From 7ede90f03056ca88abfb4112405eb4a560993c4b Mon Sep 17 00:00:00 2001
From: Jon Best <jonbest@MacBooty.local>
Date: Sat, 4 Apr 2026 19:46:59 -0700
Subject: [PATCH] feat(hermes): add on_pre_compress hook to preserve context
 before compression

When Hermes compresses its context window to save tokens, the original
messages are summarized and the full text is discarded.

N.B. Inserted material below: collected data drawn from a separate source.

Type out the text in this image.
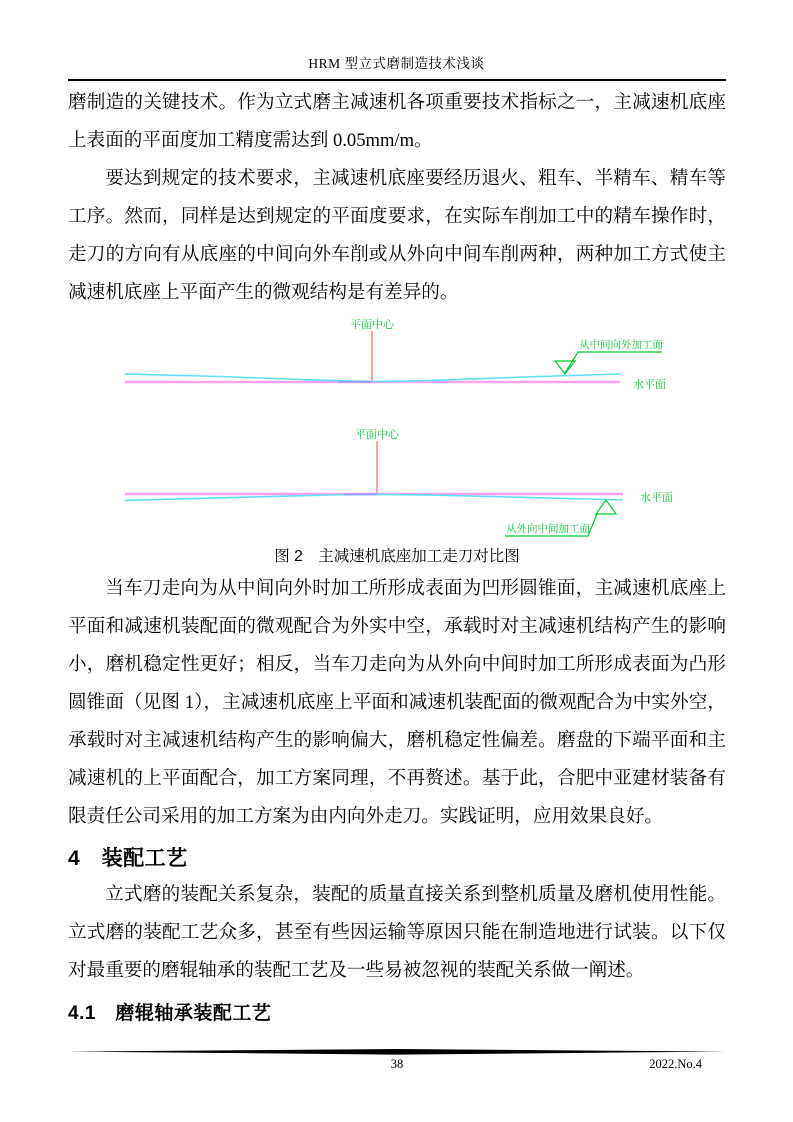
HRM 型立式磨制造技术浅谈

磨制造的关键技术。作为立式磨主减速机各项重要技术指标之一，主减速机底座上表面的平面度加工精度需达到 0.05mm/m。

要达到规定的技术要求，主减速机底座要经历退火、粗车、半精车、精车等工序。然而，同样是达到规定的平面度要求，在实际车削加工中的精车操作时，走刀的方向有从底座的中间向外车削或从外向中间车削两种，两种加工方式使主减速机底座上平面产生的微观结构是有差异的。

平面中心
从中间向外加工面
水平面
平面中心
从外向中间加工面
水平面
图 2　主减速机底座加工走刀对比图

当车刀走向为从中间向外时加工所形成表面为凹形圆锥面，主减速机底座上平面和减速机装配面的微观配合为外实中空，承载时对主减速机结构产生的影响小，磨机稳定性更好；相反，当车刀走向为从外向中间时加工所形成表面为凸形圆锥面（见图 1），主减速机底座上平面和减速机装配面的微观配合为中实外空，承载时对主减速机结构产生的影响偏大，磨机稳定性偏差。磨盘的下端平面和主减速机的上平面配合，加工方案同理，不再赘述。基于此，合肥中亚建材装备有限责任公司采用的加工方案为由内向外走刀。实践证明，应用效果良好。

4　装配工艺

立式磨的装配关系复杂，装配的质量直接关系到整机质量及磨机使用性能。立式磨的装配工艺众多，甚至有些因运输等原因只能在制造地进行试装。以下仅对最重要的磨辊轴承的装配工艺及一些易被忽视的装配关系做一阐述。

4.1　磨辊轴承装配工艺
38	2022.No.4
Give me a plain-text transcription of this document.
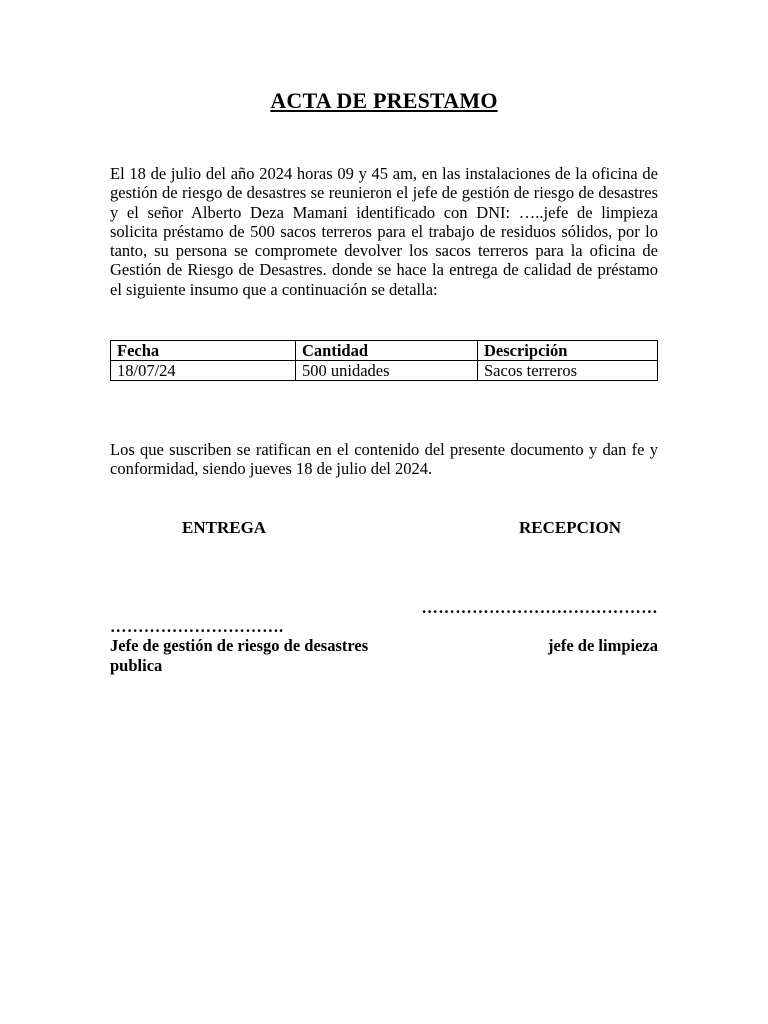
ACTA DE PRESTAMO
El 18 de julio del año 2024 horas 09 y 45 am, en las instalaciones de la oficina de gestión de riesgo de desastres se reunieron el jefe de gestión de riesgo de desastres y el señor Alberto Deza Mamani identificado con DNI: …..jefe de limpieza solicita préstamo de 500 sacos terreros para el trabajo de residuos sólidos, por lo tanto, su persona se compromete devolver los sacos terreros para la oficina de Gestión de Riesgo de Desastres. donde se hace la entrega de calidad de préstamo el siguiente insumo que a continuación se detalla:
Fecha	Cantidad	Descripción
18/07/24	500 unidades	Sacos terreros
Los que suscriben se ratifican en el contenido del presente documento y dan fe y conformidad, siendo jueves 18 de julio del 2024.
ENTREGA	RECEPCION
……………………………………
………………………….
Jefe de gestión de riesgo de desastres publica
jefe de limpieza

This adds an
on_pre_compress lifecycle hook that fires just before compression,
capturing the last 10 user/assistant messages and persisting them to
the Hindsight knowledge graph via retain().

The retain call runs in a background thread so it never blocks the
compression pipeline. Messages are truncated to 500 chars each and
tagged with [Pre-compression context] for easy identification.

Requires hermes-agent >= 0.7.0 which supports the on_pre_compress hook.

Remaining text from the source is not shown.